Publié le 2025-09-26. Après des années d’errance et une tragédie en mer, une famille irakienne a obtenu l’asile en France, un espoir ravivé par la naissance d’un nouveau bébé et la promesse d’un avenir plus stable dans le nord du pays.
La famille Alhashemi a connu le désespoir en avril 2024, tentant de traverser la Manche dans une embarcation de fortune. Leur fille de sept ans, Sara, est décédée lors de cette traversée périlleuse, un drame dont les BBC ont été témoins sur une plage française. Un an plus tard, un e-mail inattendu a changé la donne : l’agence française des réfugiés leur accordait l’asile.
Ahmed Alhashemi, 42 ans, explique, en faisant défiler l’e-mail sur son téléphone : « Nous connaissons notre chemin maintenant ». Sa fille aînée, Rahaf, 14 ans, s’applique à maîtriser le français dans sa chambre, ajoutant une quatrième langue à son répertoire après l’arabe, le suédois et l’anglais. « C’est assez difficile, confie-t-elle, mais je peux comprendre plus que je ne peux parler. »

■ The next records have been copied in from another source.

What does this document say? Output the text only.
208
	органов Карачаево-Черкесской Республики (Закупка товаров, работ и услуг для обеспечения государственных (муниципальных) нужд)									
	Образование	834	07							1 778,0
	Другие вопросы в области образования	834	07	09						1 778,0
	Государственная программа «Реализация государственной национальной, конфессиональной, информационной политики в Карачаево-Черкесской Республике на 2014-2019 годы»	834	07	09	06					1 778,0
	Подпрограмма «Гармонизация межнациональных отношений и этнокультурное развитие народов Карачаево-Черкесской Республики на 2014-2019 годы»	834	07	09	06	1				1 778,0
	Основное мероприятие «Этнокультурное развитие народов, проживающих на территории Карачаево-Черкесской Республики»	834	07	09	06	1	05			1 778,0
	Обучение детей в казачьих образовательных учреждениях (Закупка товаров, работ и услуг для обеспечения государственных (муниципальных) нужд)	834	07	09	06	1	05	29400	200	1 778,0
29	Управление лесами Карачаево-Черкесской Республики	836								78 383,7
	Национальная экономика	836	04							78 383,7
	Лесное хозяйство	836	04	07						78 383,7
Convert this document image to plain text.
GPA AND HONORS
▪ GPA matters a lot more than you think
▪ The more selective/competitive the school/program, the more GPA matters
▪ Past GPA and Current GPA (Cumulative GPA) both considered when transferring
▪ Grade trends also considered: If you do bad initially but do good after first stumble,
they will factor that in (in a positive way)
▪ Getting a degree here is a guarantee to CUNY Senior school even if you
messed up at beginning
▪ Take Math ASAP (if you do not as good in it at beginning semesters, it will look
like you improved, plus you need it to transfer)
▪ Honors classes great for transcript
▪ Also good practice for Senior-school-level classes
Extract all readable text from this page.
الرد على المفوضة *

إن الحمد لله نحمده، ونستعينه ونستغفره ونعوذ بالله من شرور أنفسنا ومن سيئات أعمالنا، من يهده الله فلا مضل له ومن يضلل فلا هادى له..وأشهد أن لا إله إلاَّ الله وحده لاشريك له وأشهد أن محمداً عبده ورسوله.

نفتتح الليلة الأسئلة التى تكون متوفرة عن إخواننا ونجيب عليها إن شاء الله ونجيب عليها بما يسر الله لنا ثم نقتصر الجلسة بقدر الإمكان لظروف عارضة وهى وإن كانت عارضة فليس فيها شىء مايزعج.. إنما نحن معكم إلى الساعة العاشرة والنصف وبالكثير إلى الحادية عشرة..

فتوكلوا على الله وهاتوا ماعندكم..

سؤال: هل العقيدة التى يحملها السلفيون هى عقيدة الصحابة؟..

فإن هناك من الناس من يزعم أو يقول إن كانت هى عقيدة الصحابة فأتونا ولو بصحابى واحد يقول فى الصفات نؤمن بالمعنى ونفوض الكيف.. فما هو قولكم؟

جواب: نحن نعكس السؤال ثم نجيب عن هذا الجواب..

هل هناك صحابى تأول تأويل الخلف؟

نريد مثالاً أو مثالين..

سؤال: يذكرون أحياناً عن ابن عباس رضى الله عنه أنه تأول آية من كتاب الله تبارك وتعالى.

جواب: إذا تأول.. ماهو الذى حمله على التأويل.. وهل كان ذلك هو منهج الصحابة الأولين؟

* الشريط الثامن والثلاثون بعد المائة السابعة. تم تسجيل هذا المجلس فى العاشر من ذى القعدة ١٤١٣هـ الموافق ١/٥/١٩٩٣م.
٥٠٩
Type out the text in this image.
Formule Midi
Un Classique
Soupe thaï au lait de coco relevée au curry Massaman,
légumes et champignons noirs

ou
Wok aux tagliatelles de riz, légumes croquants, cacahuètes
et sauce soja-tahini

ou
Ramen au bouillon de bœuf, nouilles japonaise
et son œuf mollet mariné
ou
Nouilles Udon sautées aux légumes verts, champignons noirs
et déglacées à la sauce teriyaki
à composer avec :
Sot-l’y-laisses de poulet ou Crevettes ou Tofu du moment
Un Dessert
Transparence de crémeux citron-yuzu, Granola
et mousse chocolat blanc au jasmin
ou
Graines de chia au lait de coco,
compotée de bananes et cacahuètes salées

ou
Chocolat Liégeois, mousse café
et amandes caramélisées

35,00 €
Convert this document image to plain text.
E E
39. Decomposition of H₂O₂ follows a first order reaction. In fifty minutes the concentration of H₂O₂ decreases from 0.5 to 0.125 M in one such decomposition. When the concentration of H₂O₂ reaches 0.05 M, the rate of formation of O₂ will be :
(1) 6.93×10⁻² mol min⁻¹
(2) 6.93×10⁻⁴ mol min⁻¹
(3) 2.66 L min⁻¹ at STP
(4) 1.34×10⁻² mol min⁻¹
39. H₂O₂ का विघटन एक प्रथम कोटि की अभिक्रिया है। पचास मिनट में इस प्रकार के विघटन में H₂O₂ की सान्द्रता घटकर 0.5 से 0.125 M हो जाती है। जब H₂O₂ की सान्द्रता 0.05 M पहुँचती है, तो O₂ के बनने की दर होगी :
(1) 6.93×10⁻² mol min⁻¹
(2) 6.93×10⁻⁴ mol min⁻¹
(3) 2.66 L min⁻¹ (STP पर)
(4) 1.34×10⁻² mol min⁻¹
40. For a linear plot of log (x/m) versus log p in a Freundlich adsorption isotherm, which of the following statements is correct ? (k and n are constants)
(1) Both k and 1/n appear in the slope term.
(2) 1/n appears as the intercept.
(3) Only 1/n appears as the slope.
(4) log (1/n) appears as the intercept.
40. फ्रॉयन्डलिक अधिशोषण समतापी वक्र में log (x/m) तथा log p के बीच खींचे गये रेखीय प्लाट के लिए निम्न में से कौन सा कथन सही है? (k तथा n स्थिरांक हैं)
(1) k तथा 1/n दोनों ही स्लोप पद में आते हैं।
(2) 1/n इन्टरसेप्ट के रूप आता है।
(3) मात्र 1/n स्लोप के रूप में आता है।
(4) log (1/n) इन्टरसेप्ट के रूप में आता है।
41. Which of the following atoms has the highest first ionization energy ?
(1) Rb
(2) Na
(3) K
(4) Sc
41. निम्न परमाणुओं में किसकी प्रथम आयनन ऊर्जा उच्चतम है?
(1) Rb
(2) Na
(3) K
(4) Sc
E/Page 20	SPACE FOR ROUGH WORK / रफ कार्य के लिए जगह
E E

Ahmed et son épouse, Nour, 35 ans, se sont rencontrés en Belgique alors qu’ils étaient tous deux réfugiés irakiens. Nour explique que sa famille a dû fuir l’Irak en raison de leurs liens avec l’ancien régime de Saddam Hussein, tandis qu’Ahmed a fui des menaces de mort d’une milice locale. Leur demande d’asile en Belgique a été rejetée à plusieurs reprises, tout comme celle qu’ils ont formulée en Suède par la suite. Les autorités européennes ont estimé que leur ville natale de Bassora, dans le sud de l’Irak, n’était plus une zone de guerre, refusant ainsi leur protection.
Convaincus que leur retour en Irak mettrait leur vie en danger, les Alhashemi ont payé 5 250 € (environ 4 576 £) à des passeurs kurdes irakiens pour les transporter en Angleterre, où vivaient certains de leurs proches. La tentative désespérée du 23 avril 2024 s’est soldée par la mort de Sara, piégée sous les pieds des passagers dans le bateau pneumatique. « Je ne me pardonnerai jamais, a déclaré Ahmed peu après la tragédie. Mais la mer était la seule chance que j’avais. »
Après la mort de Sara, la famille a été hébergée dans un centre d’accueil pour migrants près de Lille, une période qu’ils décrivent comme particulièrement difficile. Claire Perinaud, leur avocate française, souligne les obstacles bureaucratiques auxquels ils ont été confrontés : « C’est comme un labyrinthe. Ils sont piégés par les procédures. Il ne fait aucun doute qu’ils avaient le droit d’obtenir de l’aide en tant que demandeurs d’asile. » Elle dénonce la complexité des réglementations et les difficultés rencontrées par les personnes ne maîtrisant pas le français.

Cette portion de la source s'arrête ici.